東京都港区にある愛宕山と愛宕神社をご存知ですか?

東京メトロの神谷町駅から徒歩5分くらいのところにひっそりと、本当にひっそりとたたずんでいるのが愛宕山だ。山というより丘だ。標高は26m、港区で一番高い山だそうな。

ちなみに、京都にも明智光秀が本能寺の変の前に参ったという愛宕山と愛宕神社があるが、東京の愛宕神社と並んで全国に900以上ある愛宕神社の総本山らしい。

江戸時代には江戸市中や東京湾を一望できたそうだ。当時は江戸庶民の憩いの場で、また地方から出てきた見物人も多かったのだろう、茶店なども何軒か出ており、大変賑わっていたそうだ。そう言えば、葛飾北斎の『富嶽三十六景』の中にも愛宕山から見た富士山というのが確かあったはずだ。

幕末には、勝海舟が愛宕山に西郷隆盛を呼び出して、眼下に広がる江戸を見ながら、この江戸を火の海、血の海にしたくないという話をし、結果として江戸城の無血開城を果たしたという。
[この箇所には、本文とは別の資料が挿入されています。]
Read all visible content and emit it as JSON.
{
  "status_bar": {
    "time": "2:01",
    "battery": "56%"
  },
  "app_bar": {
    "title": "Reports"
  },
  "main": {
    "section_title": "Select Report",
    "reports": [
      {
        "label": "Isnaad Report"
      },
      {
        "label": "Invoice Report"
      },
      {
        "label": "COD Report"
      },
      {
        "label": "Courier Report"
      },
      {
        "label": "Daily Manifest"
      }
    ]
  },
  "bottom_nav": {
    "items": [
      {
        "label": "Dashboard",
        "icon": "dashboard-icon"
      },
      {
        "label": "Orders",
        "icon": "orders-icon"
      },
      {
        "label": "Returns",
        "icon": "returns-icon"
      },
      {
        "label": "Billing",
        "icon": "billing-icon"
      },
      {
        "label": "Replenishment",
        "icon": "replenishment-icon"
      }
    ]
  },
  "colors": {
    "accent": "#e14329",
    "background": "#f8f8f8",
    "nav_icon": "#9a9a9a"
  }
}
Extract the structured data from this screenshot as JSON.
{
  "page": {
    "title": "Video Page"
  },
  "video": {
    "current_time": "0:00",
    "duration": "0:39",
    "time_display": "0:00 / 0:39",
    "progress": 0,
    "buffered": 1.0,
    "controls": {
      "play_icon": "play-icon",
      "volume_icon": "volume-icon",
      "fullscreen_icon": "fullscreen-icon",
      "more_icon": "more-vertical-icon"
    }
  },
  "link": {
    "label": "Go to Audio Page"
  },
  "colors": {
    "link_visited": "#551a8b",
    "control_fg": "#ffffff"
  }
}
そんな由緒ある愛宕山だが、登ってみるとがっかりする。現在はホテルや高層マンションに囲まれていて、愛宕山に登っても何も見通せないのだ。思いっきりイマジネーションを膨らませるしかない。

ちなみに愛宕山には、田崎真也のワインサロンもある。こっちのほうが有名だったりして・・。